Jannik Sinner loda Federica Brignone: “Certi atleti hanno qualcosa in più”
Il ritorno di Federica Brignone nella Coppa del Mondo di sci alpino, a 292 giorni dal tremendo infortunio subito in Val di Fassa, è stato semplicemente emozionante. Da quel terribile incidente dell’aprile scorso si è detto e scritto di tutto: dubbi, attese, speranze. Ma i campioni, alla fine, rispondono solo sul campo.
La detentrice della Sfera di Cristallo ha chiuso al sesto posto il gigante di San Vigilio di Marebbe, firmando nella seconda manche un tempo a soli 0”44 dalla migliore, l’austriaca Julia Scheib. Un segnale fortissimo, soprattutto in ottica Olimpiadi Invernali di Milano Cortina.
Un tema sul quale è stato sollecitato anche Jannik Sinner, intervenuto ieri in conferenza stampa a Melbourne dopo la sua vittoria nel primo turno degli Australian Open. Il numero due del tennis mondiale, da sempre vicino al Circo Bianco per il suo amore verso lo sci e per i suoi inizi da sciatore, ha commentato il rientro di Brignone sulle nevi di casa di Jannik.
Al pusterese è stato chiesto di fare un paragone tra il periodo di stop che lui stesso ha vissuto nel tennis, legato alla vicenda Clostebol, e quello della “tigre di La Salle”, reduce però dal grave infortunio menzionato. Sinner ha spiegato come i due percorsi non siano realmente comparabili:
“Non possiamo paragonare quello che ha avuto lei con quello che ho avuto io. Finora non ho mai subito un infortunio che mi abbia tenuto fuori così a lungo. Sci e tennis sono due sport totalmente diversi: nello sci, se succede qualcosa durante la stagione, spesso sei fuori per tutta la stagione“.

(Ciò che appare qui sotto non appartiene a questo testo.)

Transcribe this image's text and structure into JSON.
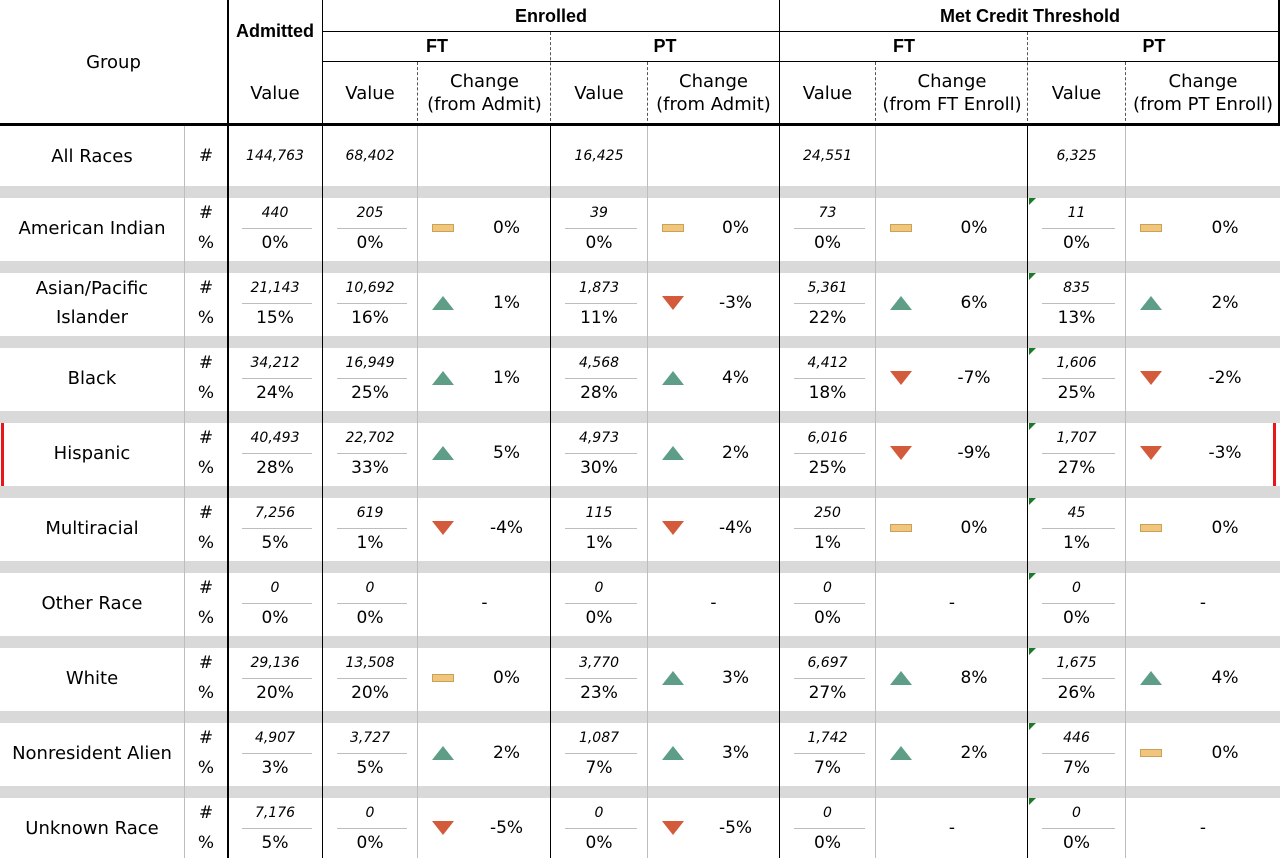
{
  "header": {
    "group": "Group",
    "admitted": "Admitted",
    "enrolled": "Enrolled",
    "met_credit_threshold": "Met Credit Threshold",
    "ft": "FT",
    "pt": "PT",
    "value": "Value",
    "change": "Change",
    "from_admit": "(from Admit)",
    "from_ft_enroll": "(from FT Enroll)",
    "from_pt_enroll": "(from PT Enroll)"
  },
  "symbols": {
    "count": "#",
    "percent": "%"
  },
  "colors": {
    "up": "#5e9e86",
    "down": "#d35a3a",
    "flat": "#f2c57c",
    "band": "#d9d9d9",
    "highlight": "#e8171b",
    "flag": "#1a7a2a"
  },
  "rows": [
    {
      "group": "All Races",
      "n": [
        "144,763",
        "68,402",
        "16,425",
        "24,551",
        "6,325"
      ]
    },
    {
      "group": "American Indian",
      "n": [
        "440",
        "205",
        "39",
        "73",
        "11"
      ],
      "p": [
        "0%",
        "0%",
        "0%",
        "0%",
        "0%"
      ],
      "c": [
        {
          "icon": "flat-bar-icon",
          "t": "0%"
        },
        {
          "icon": "flat-bar-icon",
          "t": "0%"
        },
        {
          "icon": "flat-bar-icon",
          "t": "0%"
        },
        {
          "icon": "flat-bar-icon",
          "t": "0%"
        }
      ]
    },
    {
      "group": "Asian/Pacific Islander",
      "n": [
        "21,143",
        "10,692",
        "1,873",
        "5,361",
        "835"
      ],
      "p": [
        "15%",
        "16%",
        "11%",
        "22%",
        "13%"
      ],
      "c": [
        {
          "icon": "up-triangle-icon",
          "t": "1%"
        },
        {
          "icon": "down-triangle-icon",
          "t": "-3%"
        },
        {
          "icon": "up-triangle-icon",
          "t": "6%"
        },
        {
          "icon": "up-triangle-icon",
          "t": "2%"
        }
      ]
    },
    {
      "group": "Black",
      "n": [
        "34,212",
        "16,949",
        "4,568",
        "4,412",
        "1,606"
      ],
      "p": [
        "24%",
        "25%",
        "28%",
        "18%",
        "25%"
      ],
      "c": [
        {
          "icon": "up-triangle-icon",
          "t": "1%"
        },
        {
          "icon": "up-triangle-icon",
          "t": "4%"
        },
        {
          "icon": "down-triangle-icon",
          "t": "-7%"
        },
        {
          "icon": "down-triangle-icon",
          "t": "-2%"
        }
      ]
    },
    {
      "group": "Hispanic",
      "n": [
        "40,493",
        "22,702",
        "4,973",
        "6,016",
        "1,707"
      ],
      "p": [
        "28%",
        "33%",
        "30%",
        "25%",
        "27%"
      ],
      "c": [
        {
          "icon": "up-triangle-icon",
          "t": "5%"
        },
        {
          "icon": "up-triangle-icon",
          "t": "2%"
        },
        {
          "icon": "down-triangle-icon",
          "t": "-9%"
        },
        {
          "icon": "down-triangle-icon",
          "t": "-3%"
        }
      ]
    },
    {
      "group": "Multiracial",
      "n": [
        "7,256",
        "619",
        "115",
        "250",
        "45"
      ],
      "p": [
        "5%",
        "1%",
        "1%",
        "1%",
        "1%"
      ],
      "c": [
        {
          "icon": "down-triangle-icon",
          "t": "-4%"
        },
        {
          "icon": "down-triangle-icon",
          "t": "-4%"
        },
        {
          "icon": "flat-bar-icon",
          "t": "0%"
        },
        {
          "icon": "flat-bar-icon",
          "t": "0%"
        }
      ]
    },
    {
      "group": "Other Race",
      "n": [
        "0",
        "0",
        "0",
        "0",
        "0"
      ],
      "p": [
        "0%",
        "0%",
        "0%",
        "0%",
        "0%"
      ],
      "c": [
        {
          "icon": "",
          "t": "-"
        },
        {
          "icon": "",
          "t": "-"
        },
        {
          "icon": "",
          "t": "-"
        },
        {
          "icon": "",
          "t": "-"
        }
      ]
    },
    {
      "group": "White",
      "n": [
        "29,136",
        "13,508",
        "3,770",
        "6,697",
        "1,675"
      ],
      "p": [
        "20%",
        "20%",
        "23%",
        "27%",
        "26%"
      ],
      "c": [
        {
          "icon": "flat-bar-icon",
          "t": "0%"
        },
        {
          "icon": "up-triangle-icon",
          "t": "3%"
        },
        {
          "icon": "up-triangle-icon",
          "t": "8%"
        },
        {
          "icon": "up-triangle-icon",
          "t": "4%"
        }
      ]
    },
    {
      "group": "Nonresident Alien",
      "n": [
        "4,907",
        "3,727",
        "1,087",
        "1,742",
        "446"
      ],
      "p": [
        "3%",
        "5%",
        "7%",
        "7%",
        "7%"
      ],
      "c": [
        {
          "icon": "up-triangle-icon",
          "t": "2%"
        },
        {
          "icon": "up-triangle-icon",
          "t": "3%"
        },
        {
          "icon": "up-triangle-icon",
          "t": "2%"
        },
        {
          "icon": "flat-bar-icon",
          "t": "0%"
        }
      ]
    },
    {
      "group": "Unknown Race",
      "n": [
        "7,176",
        "0",
        "0",
        "0",
        "0"
      ],
      "p": [
        "5%",
        "0%",
        "0%",
        "0%",
        "0%"
      ],
      "c": [
        {
          "icon": "down-triangle-icon",
          "t": "-5%"
        },
        {
          "icon": "down-triangle-icon",
          "t": "-5%"
        },
        {
          "icon": "",
          "t": "-"
        },
        {
          "icon": "",
          "t": "-"
        }
      ]
    }
  ]
}
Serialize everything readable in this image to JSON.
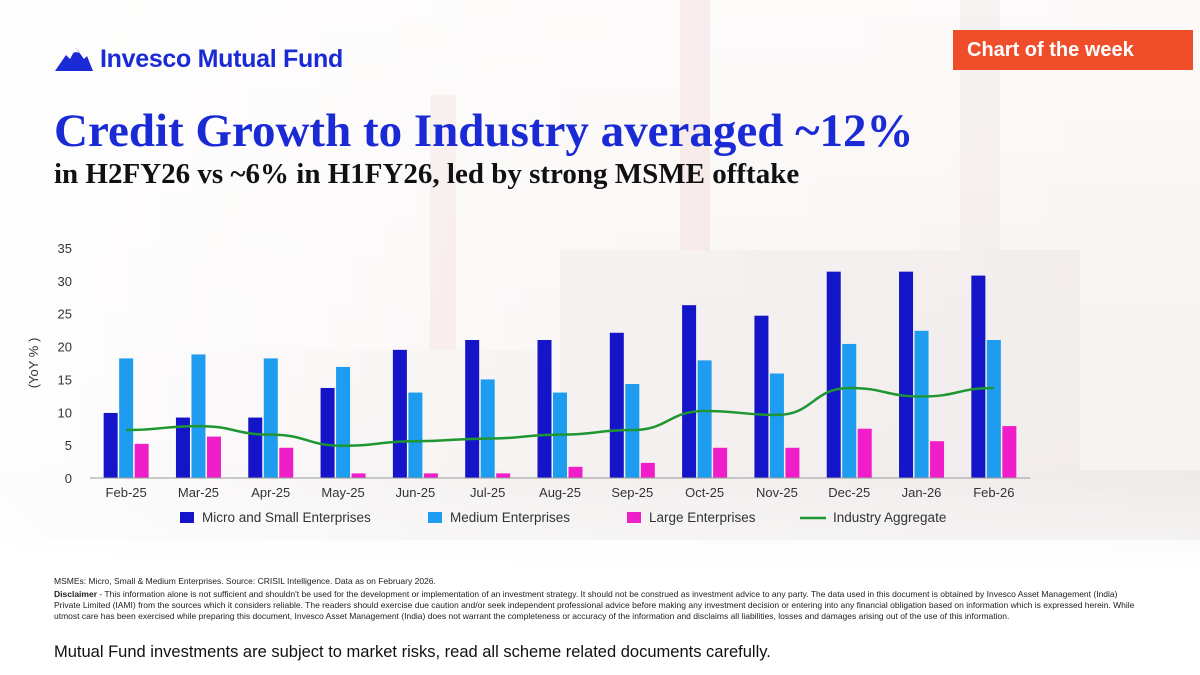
{
  "brand": {
    "name": "Invesco Mutual Fund",
    "color": "#1a2bd6",
    "logo_icon": "mountain-peak-icon"
  },
  "tag": {
    "label": "Chart of the week",
    "color": "#f04e2a"
  },
  "heading": {
    "title": "Credit Growth to Industry averaged ~12%",
    "subtitle": "in H2FY26 vs ~6% in H1FY26, led by strong MSME offtake"
  },
  "chart_data": {
    "type": "bar",
    "ylabel": "(YoY % )",
    "ylim": [
      0,
      35
    ],
    "yticks": [
      0,
      5,
      10,
      15,
      20,
      25,
      30,
      35
    ],
    "categories": [
      "Feb-25",
      "Mar-25",
      "Apr-25",
      "May-25",
      "Jun-25",
      "Jul-25",
      "Aug-25",
      "Sep-25",
      "Oct-25",
      "Nov-25",
      "Dec-25",
      "Jan-26",
      "Feb-26"
    ],
    "series": [
      {
        "name": "Micro and Small Enterprises",
        "type": "bar",
        "color": "#1414c8",
        "values": [
          9.9,
          9.2,
          9.2,
          13.7,
          19.5,
          21.0,
          21.0,
          22.1,
          26.3,
          24.7,
          31.4,
          31.4,
          30.8
        ]
      },
      {
        "name": "Medium Enterprises",
        "type": "bar",
        "color": "#1e9cf0",
        "values": [
          18.2,
          18.8,
          18.2,
          16.9,
          13.0,
          15.0,
          13.0,
          14.3,
          17.9,
          15.9,
          20.4,
          22.4,
          21.0
        ]
      },
      {
        "name": "Large Enterprises",
        "type": "bar",
        "color": "#f01ec8",
        "values": [
          5.2,
          6.3,
          4.6,
          0.7,
          0.7,
          0.7,
          1.7,
          2.3,
          4.6,
          4.6,
          7.5,
          5.6,
          7.9
        ]
      },
      {
        "name": "Industry Aggregate",
        "type": "line",
        "color": "#1e9632",
        "values": [
          7.3,
          7.9,
          6.6,
          4.9,
          5.6,
          6.0,
          6.6,
          7.3,
          10.2,
          9.6,
          13.7,
          12.4,
          13.7
        ]
      }
    ],
    "legend_position": "bottom",
    "grid": false
  },
  "footer": {
    "note": "MSMEs: Micro, Small & Medium Enterprises. Source: CRISIL Intelligence. Data as on February 2026.",
    "disclaimer_label": "Disclaimer",
    "disclaimer_text": " - This information alone is not sufficient and shouldn't be used for the development or implementation of an investment strategy. It should not be construed as investment advice to any party. The data used in this document is obtained by Invesco Asset Management (India) Private Limited (IAMI) from the sources which it considers reliable. The readers should exercise due caution and/or seek independent professional advice before making any investment decision or entering into any financial obligation based on information which is expressed herein. While utmost care has been exercised while preparing this document, Invesco Asset Management (India) does not warrant the completeness or accuracy of the information and disclaims all liabilities, losses and damages arising out of the use of this information.",
    "risk_statement": "Mutual Fund investments are subject to market risks, read all scheme related documents carefully."
  }
}
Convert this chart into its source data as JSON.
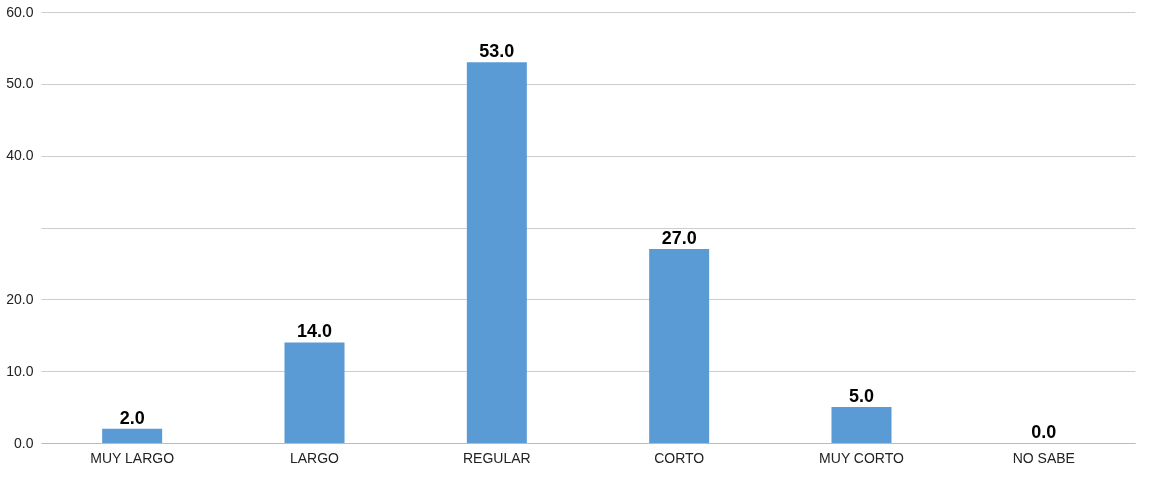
{
  "chart_data": {
    "type": "bar",
    "categories": [
      "MUY LARGO",
      "LARGO",
      "REGULAR",
      "CORTO",
      "MUY CORTO",
      "NO SABE"
    ],
    "values": [
      2,
      14,
      53,
      27,
      5,
      0
    ],
    "value_labels": [
      "2.0",
      "14.0",
      "53.0",
      "27.0",
      "5.0",
      "0.0"
    ],
    "color": "#5b9bd5",
    "ylim": [
      0,
      60
    ],
    "yticks": [
      {
        "value": 0,
        "label": "0.0"
      },
      {
        "value": 10,
        "label": "10.0"
      },
      {
        "value": 20,
        "label": "20.0"
      },
      {
        "value": 30,
        "label": null
      },
      {
        "value": 40,
        "label": "40.0"
      },
      {
        "value": 50,
        "label": "50.0"
      },
      {
        "value": 60,
        "label": "60.0"
      }
    ],
    "grid": "y"
  }
}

E ancora: “Nel tennis è diverso: se succede qualcosa oggi, magari puoi tornare dopo due o tre mesi, anche se dipende sempre dal tipo di infortunio. Inoltre, nel tennis c’è molto meno rischio. Nello sci, invece, serve un grande coraggio per tornare lì, rimettersi al cancelletto e buttarsi di nuovo. Sono due mondi completamente diversi“.
Sinner ha poi voluto sottolineare il valore umano e sportivo del percorso di Brignone: “Quello che ha fatto, o che sta facendo, a prescindere dal risultato che otterrà, è qualcosa di straordinario. Le auguro solo il meglio per le Olimpiadi, perché so quanto ha lavorato, quante ore ha passato in palestra e quanto impegno ha messo per fare tutto nel modo giusto“.
Infine, il riconoscimento riservato alle grandi campionesse: “A prescindere da come andrà, ha fatto qualcosa che probabilmente quasi nessuna riesce a fare. Ci sono atlete speciali come lei, come Sofia Goggia: persone che hanno qualcosa in più. Sicuramente Federica è una di quelle“.